What does sisterhood mean in the world of work? Why do we value it? How do we foster it? How do we lift each other up?

All questions that I’ve been pondering lately.

In dentistry we are surrounded by egos and competitiveness. Cliques and the ‘A team’.

And the alternative? Sharing advice with the motto that if I lift you up, you lift me up. Serving one other instead of looking for how it benefits you. A whole hearted support of our fellow peers by supporting their ventures big or small.

Sisterhood to me embraces all the elements we need to succeed. Showing love, humility, sharing knowledge and passion is the most magical gift we can share with our peers. And the more we foster it at work or at courses, study groups or conventions, the more we move away from toxic competitiveness.

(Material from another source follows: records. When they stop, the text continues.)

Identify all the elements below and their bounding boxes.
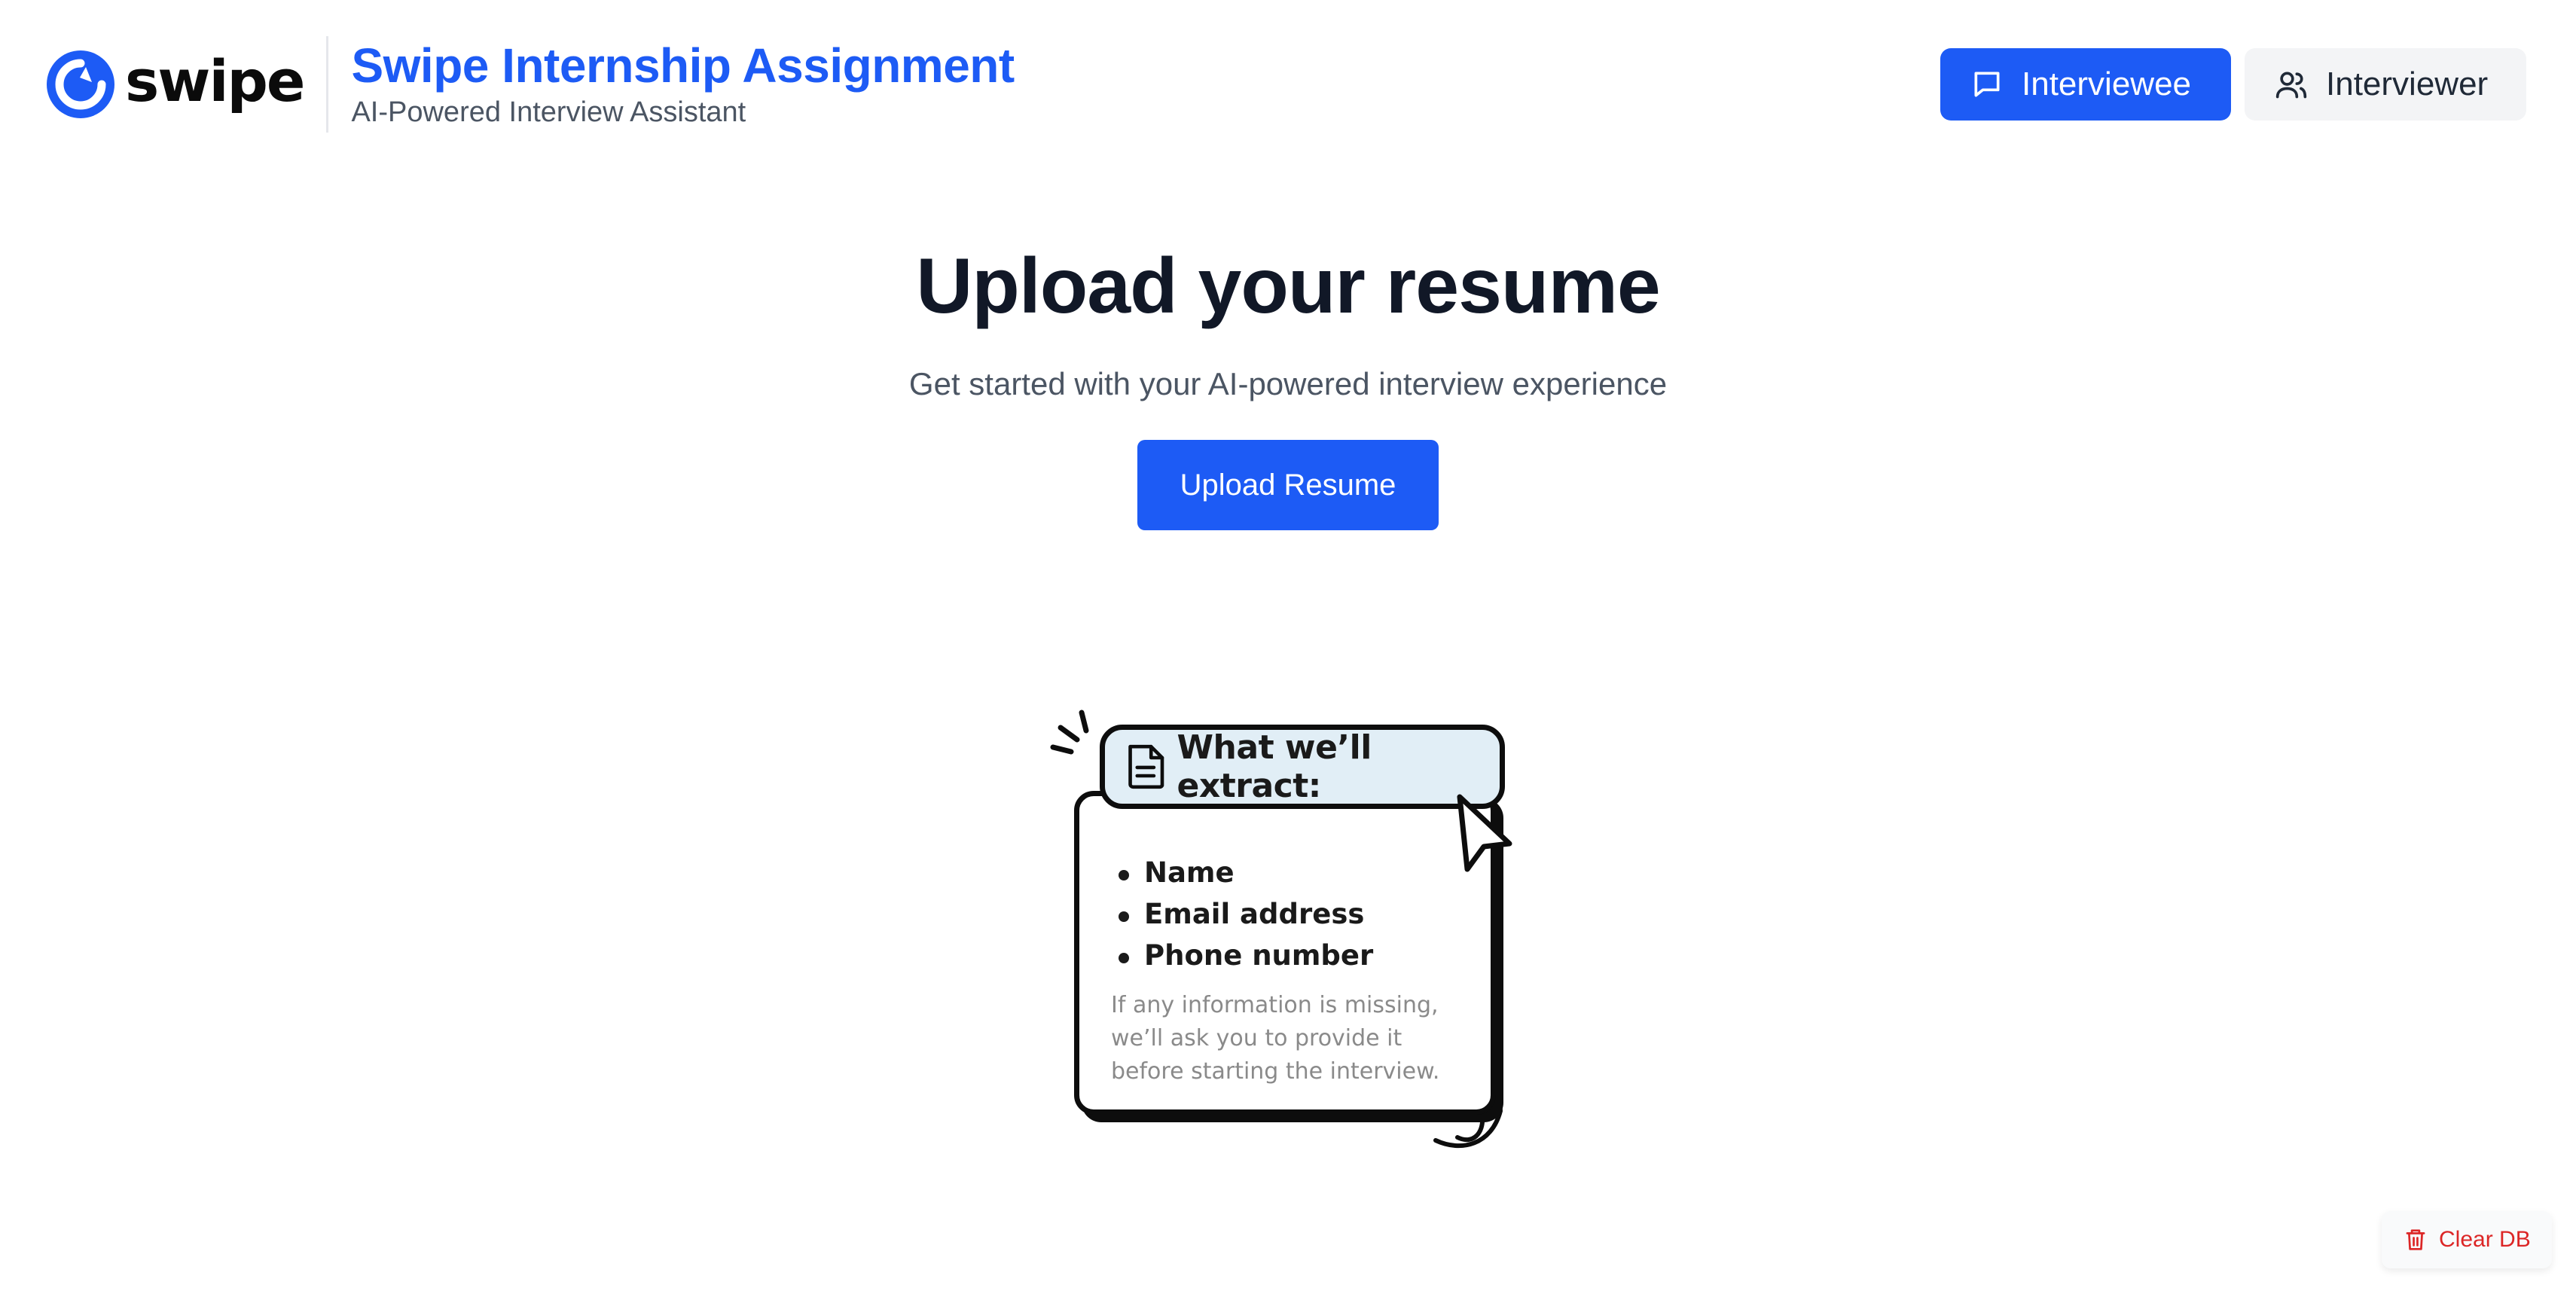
extract-field-item: Name xyxy=(1119,852,1373,893)
trash-icon xyxy=(2406,1229,2425,1250)
extract-info-illustration: Name Email address Phone number If any i… xyxy=(1039,700,1537,1167)
users-icon xyxy=(2275,72,2307,99)
interviewee-tab-button[interactable]: Interviewee xyxy=(1940,48,2231,121)
brand-divider xyxy=(326,36,329,133)
missing-info-note: If any information is missing, we’ll ask… xyxy=(1111,992,1440,1085)
extract-field-list: Name Email address Phone number xyxy=(1119,852,1373,976)
interviewer-tab-label: Interviewer xyxy=(2326,66,2489,102)
app-header: swipe Swipe Internship Assignment AI-Pow… xyxy=(0,0,2576,166)
page-subtitle: Get started with your AI-powered intervi… xyxy=(908,366,1668,401)
clear-db-label: Clear DB xyxy=(2439,1227,2531,1252)
swipe-logo-icon xyxy=(47,50,114,118)
interviewer-tab-button[interactable]: Interviewer xyxy=(2245,48,2526,121)
extract-field-item: Phone number xyxy=(1119,935,1373,976)
page-title: Upload your resume xyxy=(916,243,1661,330)
document-icon xyxy=(1128,744,1164,789)
interviewee-tab-label: Interviewee xyxy=(2022,66,2192,102)
app-subtitle: AI-Powered Interview Assistant xyxy=(351,96,746,128)
upload-hero: Upload your resume Get started with your… xyxy=(0,226,2576,530)
brand: swipe Swipe Internship Assignment AI-Pow… xyxy=(47,36,1015,133)
logo-text: swipe xyxy=(125,47,305,114)
brand-titles: Swipe Internship Assignment AI-Powered I… xyxy=(351,38,1015,131)
clear-db-button[interactable]: Clear DB xyxy=(2382,1211,2552,1268)
swipe-logo[interactable]: swipe xyxy=(47,39,305,130)
cursor-pointer-icon xyxy=(1457,794,1512,872)
chat-bubble-icon xyxy=(1974,72,2000,97)
role-switcher: Interviewee Interviewer xyxy=(1940,48,2526,121)
extract-field-item: Email address xyxy=(1119,893,1373,935)
extract-card-header: What we’ll extract: xyxy=(1100,725,1505,809)
extract-card-body: Name Email address Phone number If any i… xyxy=(1074,791,1496,1115)
upload-resume-button[interactable]: Upload Resume xyxy=(1137,440,1439,530)
app-title: Swipe Internship Assignment xyxy=(351,38,1015,93)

I am beyond excited and humbled to have the opportunity to invite these beautiful, inspiring women onto the stage. Its going to be epic. Different. A whole lotta of big magic. Do hope you can join us.

Mindful living

I am very grateful to include the inspiring Dr Surinder Arora to our line up this year at the Big Vision confernece. I love her mission to empower the world to make sustainable choices for optimum health. Very much looking forward to hearing her speak on mindful living.

A bit of information on Surinder; she qualified with a Bachelor of Dental Surgery degree in the UK and is a Certified Health Coach. After holding various oral surgery and restorative hospital jobs in London hospitals, she worked in both NHS and private practices in the UK. She is currently based in Singapore and works full time in private dental practice. She places an importance on prevention rather than cure and takes a holistic approach to health care. Volunteering her time to dental outreach projects and to the Ethics and Oral Health Awareness committees of the Singapore Dental Association have been some of her invaluable experiences. Surinder is also studying a Masters degree in Public Health and teaches Kundalini Yoga. She is the founder of the mindfulness and health food website and enjoys sharing and public speaking via community and corporate events. She is often invited to write articles for various publications on health and wellness.